Is money holding you back from building a prosperous financial planning practice?

I read a survey conducted with financial advisers asking what their biggest challenge was.

Number one was getting clients.

It would be easy to believe that the solution would be to just find a reliable source of potential financial planning clients.

Yet this is not always true. As I discovered, we sometimes have an ‘upper-limit’ issue that is slowing us down.

Is your relationship with money holding your financial planning practice back?

If I look back on my career as both a financial adviser and a coach I can see that my relationship with money was a problem.

Asking for money from people felt awkward. I used to make up stories in my head about whether people could afford what I was offering or them not thinking it was worth the investment.

Having been coached on this and coaching many of my own clients I realised that many people, probably most, experience insecurity where money is concerned.

For example, they imagine it has the power to make them happy, or unhappy, or give them security.

How do I grow my financial planning practice?

Building a financial planning practice is not about finding a reliable source of leads; it is about building relationships that serve people. 

And anything that gets in the way of building relationships is going to slow you down.

This includes money.

Many professionals have great conversations with potential clients but when it comes to talking about fees they begin to feel uncomfortable, just like I used to. 

Clients will sense this and it can easily undermine trust and connection.

So, how useful would it be useful to eliminate any insecurity you have about money and be free from imagining you need anything from anyone? 

What money is and what it isn’t

Money is a tool or an enabler. It is an agreed way of exchanging value. That’s it.  

The most pervasive illusion that afflicts humans is that external objects, situations, or circumstances cause our feelings.

Money is no exception.

Many people think about money as though it is like oxygen.
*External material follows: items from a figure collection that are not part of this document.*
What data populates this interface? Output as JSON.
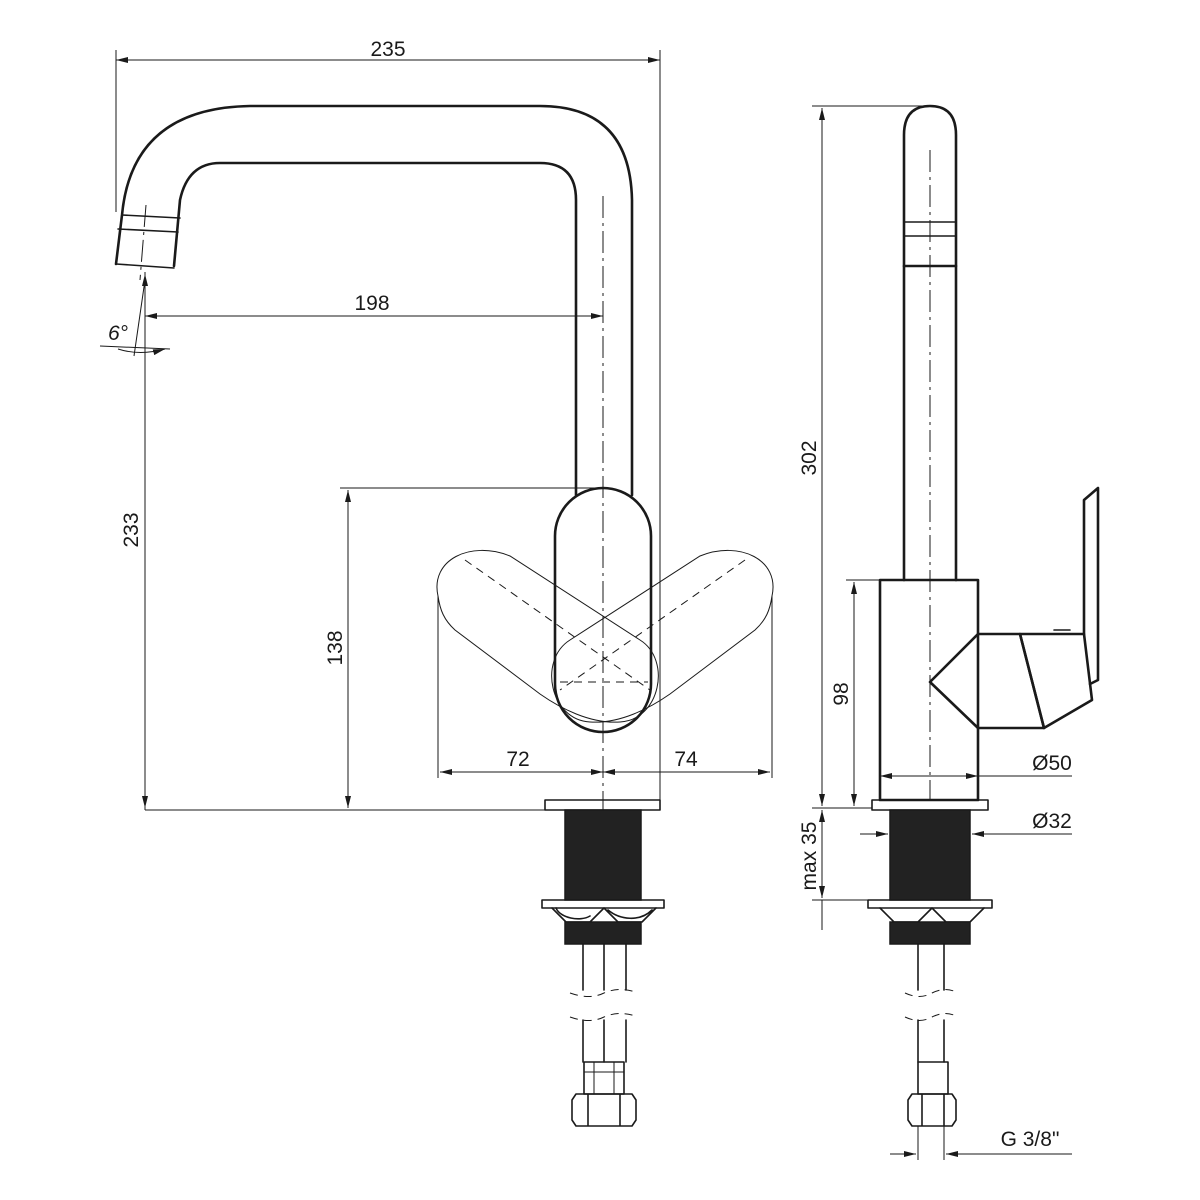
{
  "drawing": {
    "dimensions": {
      "total_width": "235",
      "spout_reach": "198",
      "spout_angle": "6°",
      "spout_height": "233",
      "lever_height": "138",
      "lever_left": "72",
      "lever_right": "74",
      "total_height": "302",
      "body_height": "98",
      "base_diameter": "Ø50",
      "thread_diameter": "Ø32",
      "max_thickness": "max 35",
      "connection": "G 3/8\""
    }
  }
}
So, as soon as they think they do not have enough they start to feel like they are suffocating.

Obviously, this is not a useful state from which to create clients from.
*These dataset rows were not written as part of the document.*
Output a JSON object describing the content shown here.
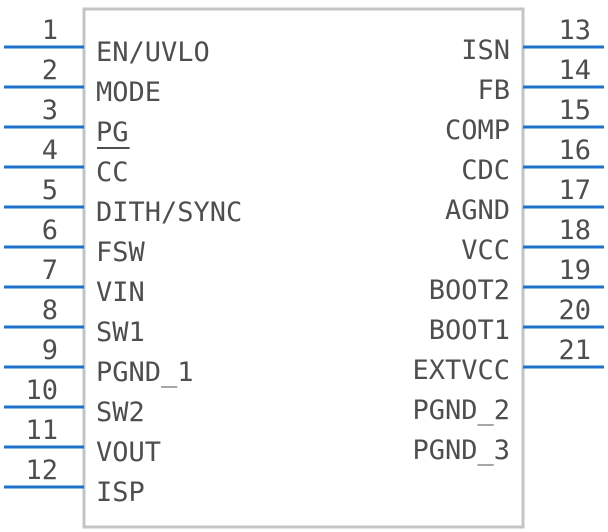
{
  "component": {
    "colors": {
      "pin_line": "#1e73c8",
      "body_outline": "#c4c4c4",
      "text": "#4e4e4e",
      "background": "#ffffff"
    },
    "left_pins": [
      {
        "number": "1",
        "name": "EN/UVLO"
      },
      {
        "number": "2",
        "name": "MODE"
      },
      {
        "number": "3",
        "name": "PG",
        "active_low": true
      },
      {
        "number": "4",
        "name": "CC"
      },
      {
        "number": "5",
        "name": "DITH/SYNC"
      },
      {
        "number": "6",
        "name": "FSW"
      },
      {
        "number": "7",
        "name": "VIN"
      },
      {
        "number": "8",
        "name": "SW1"
      },
      {
        "number": "9",
        "name": "PGND_1"
      },
      {
        "number": "10",
        "name": "SW2"
      },
      {
        "number": "11",
        "name": "VOUT"
      },
      {
        "number": "12",
        "name": "ISP"
      }
    ],
    "right_pins": [
      {
        "number": "13",
        "name": "ISN"
      },
      {
        "number": "14",
        "name": "FB"
      },
      {
        "number": "15",
        "name": "COMP"
      },
      {
        "number": "16",
        "name": "CDC"
      },
      {
        "number": "17",
        "name": "AGND"
      },
      {
        "number": "18",
        "name": "VCC"
      },
      {
        "number": "19",
        "name": "BOOT2"
      },
      {
        "number": "20",
        "name": "BOOT1"
      },
      {
        "number": "21",
        "name": "EXTVCC"
      }
    ],
    "unconnected_right_labels": [
      {
        "name": "PGND_2"
      },
      {
        "name": "PGND_3"
      }
    ]
  }
}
The truth is that money, be it hard cash or numbers on a screen, has no power to make you feel anything. In this sense it is neutral, powerless, and inert.

Money cannot bring you happiness. It cannot bring you security. It cannot make you feel under pressure.
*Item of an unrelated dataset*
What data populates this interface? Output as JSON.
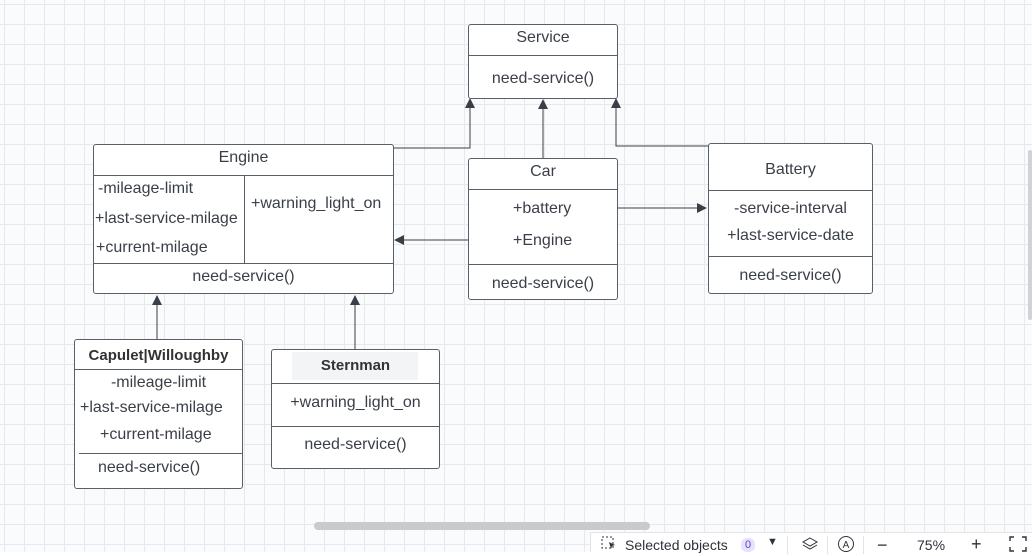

Michael Neill, author of ‘The inside out revolution’ shared a story about a client of his who woke up every single day thinking, “Is this the day I’m going to lose it all?” 

This person had a net worth of $600 million dollars!

We entirely make up in our heads the amount of money we think will bring us happiness and security.

What happens when we give money powers it does not have?

If we believe the illusion that money is the source of our pain, and therefore, our salvation too, then two things tend to happen:

1. We become unhealthily preoccupied with it (yet will often deny that money is important to us).

2. We do things we don’t want to do because our behaviour is driven by fear.

When the penny finally dropped

I have come to see that there are two fundamental truths that once realised create freedom of mind for anyone:

1. Our moment to moment experience of life is being created by thought

2. We have unlimited capacity for fresh new thinking

This is how the penny finally dropped with me because I could see that my insecurities were made up.

Yes, they still show up from time to time, but they don’t have a grip on me any longer because I know they are made of thought and have no power unless I believe them. 

These are the same truths I share with my clients.

Simple they may seem, yet they change everything. You feel secure irrespective of circumstances, you see possibility all around you, and you know you do not need anything from anyone.

This is a powerful place from which to go out into the world, build your financial planning practice by serving people and help them have a healthy relationship with money too.